Brian R.Y. Huang

prof_pic.jpg

I’m a recent graduate from MIT with Bachelor’s degrees in Math & CS as well as a Master’s in CS. I’m broadly interested in methods and evaluations that may engender more helpful, equitable, and harm-reducing outcomes for all stakeholders of frontier AI systems.

At MIT, I was fortunate to conduct research on adversarial robustness of deep learning models, advised by Hadi Salman and Aleksander Mądry. I was also a teaching assistant for MIT’s flagship graduate-level machine learning class (6.867, now 6.7900) and for the statistical data analysis class (6.3720/3722). Before undergrad, I researched black hole formation in general relativity with Marcus Khuri at Stony Brook University. I’ve also worked on causal mediation analysis for mechanistic interpretability as a research intern at Redwood Research. I’m currently working on interesting perception problems as a research engineer at Matic. Post-graduation, I’ve continued my involvement in various research collaborations, studying factuality, adversarial inputs, and other phenomena in language models.
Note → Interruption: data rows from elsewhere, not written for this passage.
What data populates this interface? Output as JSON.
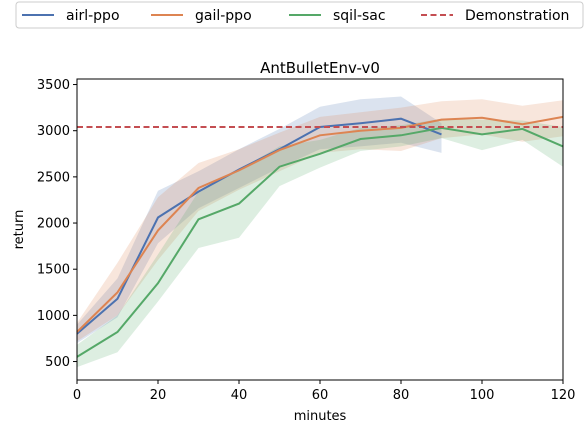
{
  "chart_data": {
    "type": "line",
    "title": "AntBulletEnv-v0",
    "xlabel": "minutes",
    "ylabel": "return",
    "xlim": [
      0,
      120
    ],
    "ylim": [
      300,
      3560
    ],
    "xticks": [
      0,
      20,
      40,
      60,
      80,
      100,
      120
    ],
    "yticks": [
      500,
      1000,
      1500,
      2000,
      2500,
      3000,
      3500
    ],
    "legend_position": "top",
    "grid": false,
    "series": [
      {
        "name": "airl-ppo",
        "color": "#4c72b0",
        "x": [
          0,
          10,
          20,
          30,
          40,
          50,
          60,
          70,
          80,
          90
        ],
        "values": [
          800,
          1180,
          2060,
          2340,
          2580,
          2800,
          3040,
          3080,
          3130,
          2960
        ],
        "lower": [
          700,
          980,
          1780,
          2160,
          2380,
          2600,
          2800,
          2830,
          2870,
          2760
        ],
        "upper": [
          900,
          1400,
          2350,
          2560,
          2800,
          3020,
          3260,
          3340,
          3370,
          3080
        ]
      },
      {
        "name": "gail-ppo",
        "color": "#dd8452",
        "x": [
          0,
          10,
          20,
          30,
          40,
          50,
          60,
          70,
          80,
          90,
          100,
          110,
          120
        ],
        "values": [
          820,
          1250,
          1920,
          2380,
          2570,
          2790,
          2950,
          3000,
          3030,
          3120,
          3140,
          3070,
          3150
        ],
        "lower": [
          720,
          1000,
          1600,
          2130,
          2360,
          2560,
          2760,
          2800,
          2780,
          2920,
          2960,
          2880,
          2940
        ],
        "upper": [
          920,
          1570,
          2280,
          2650,
          2800,
          2980,
          3150,
          3200,
          3250,
          3320,
          3340,
          3270,
          3330
        ]
      },
      {
        "name": "sqil-sac",
        "color": "#55a868",
        "x": [
          0,
          10,
          20,
          30,
          40,
          50,
          60,
          70,
          80,
          90,
          100,
          110,
          120
        ],
        "values": [
          550,
          820,
          1350,
          2040,
          2210,
          2610,
          2750,
          2910,
          2950,
          3030,
          2960,
          3020,
          2830
        ],
        "lower": [
          440,
          600,
          1150,
          1730,
          1840,
          2400,
          2600,
          2780,
          2830,
          2920,
          2790,
          2900,
          2610
        ],
        "upper": [
          680,
          1000,
          1660,
          2340,
          2580,
          2830,
          2900,
          3030,
          3060,
          3130,
          3120,
          3110,
          3040
        ]
      },
      {
        "name": "Demonstration",
        "color": "#c44e52",
        "style": "dashed",
        "x": [
          0,
          120
        ],
        "values": [
          3040,
          3040
        ]
      }
    ]
  }
}
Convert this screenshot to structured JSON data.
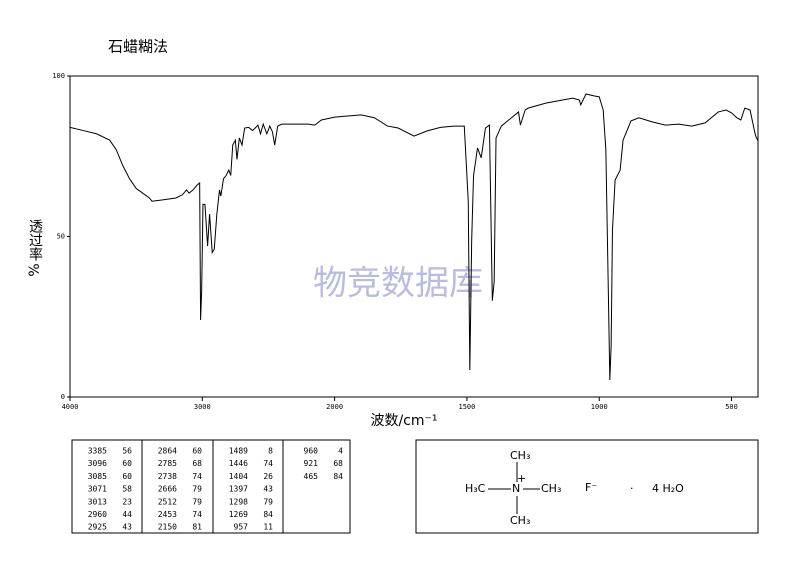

I’m always open to nuanced discussions about safe, equitable, and rigorously guardrailed deployment of AI systems, as well as the challenges in tech policy and “science of language models” that we must address along the way. I’d also be excited to collaborate on research along the lines of, but not limited to, my research directions here. if our research interests align, feel free to reach out at branhung (at) alum (dot) mit (dot) edu!

selected works

  1. Does It Know?: Probing and Benchmarking Uncertainty in Language Model Latent Beliefs
    Brian RY Huang, and Joe Kwon
    ATTRIB Workshop @ NeurIPS, 2023
    We extend the recent work of Contrast-Consistent Search by Burns et al., 2023, to detect uncertainty in the factual beliefs of language models. We create a toy dataset of timestamped news factoids as a true/false/uncertain classification benchmark for LLMs with a known training cutoff date.
  2. learnedarch.png
    Adversarial Learned Soups: Neural Network Averaging for Joint Clean and Robust Performance
    Brian RY Huang
    Master’s Thesis, 2023
    Supervised by Hadi Salman and Aleksander Mądry.
    We introduce weight-space interpolation methods to the adversarial robustness regime, devising a wrapper architecture to optimize the interpolation coefficients of a "model soup" via adversarial training. Varying the intensity of adversarial training (perturbation distance, TRADES weightings, etc.) leads to a smooth tradeoff between the resulting clean and robust accuracy of the interpolated model.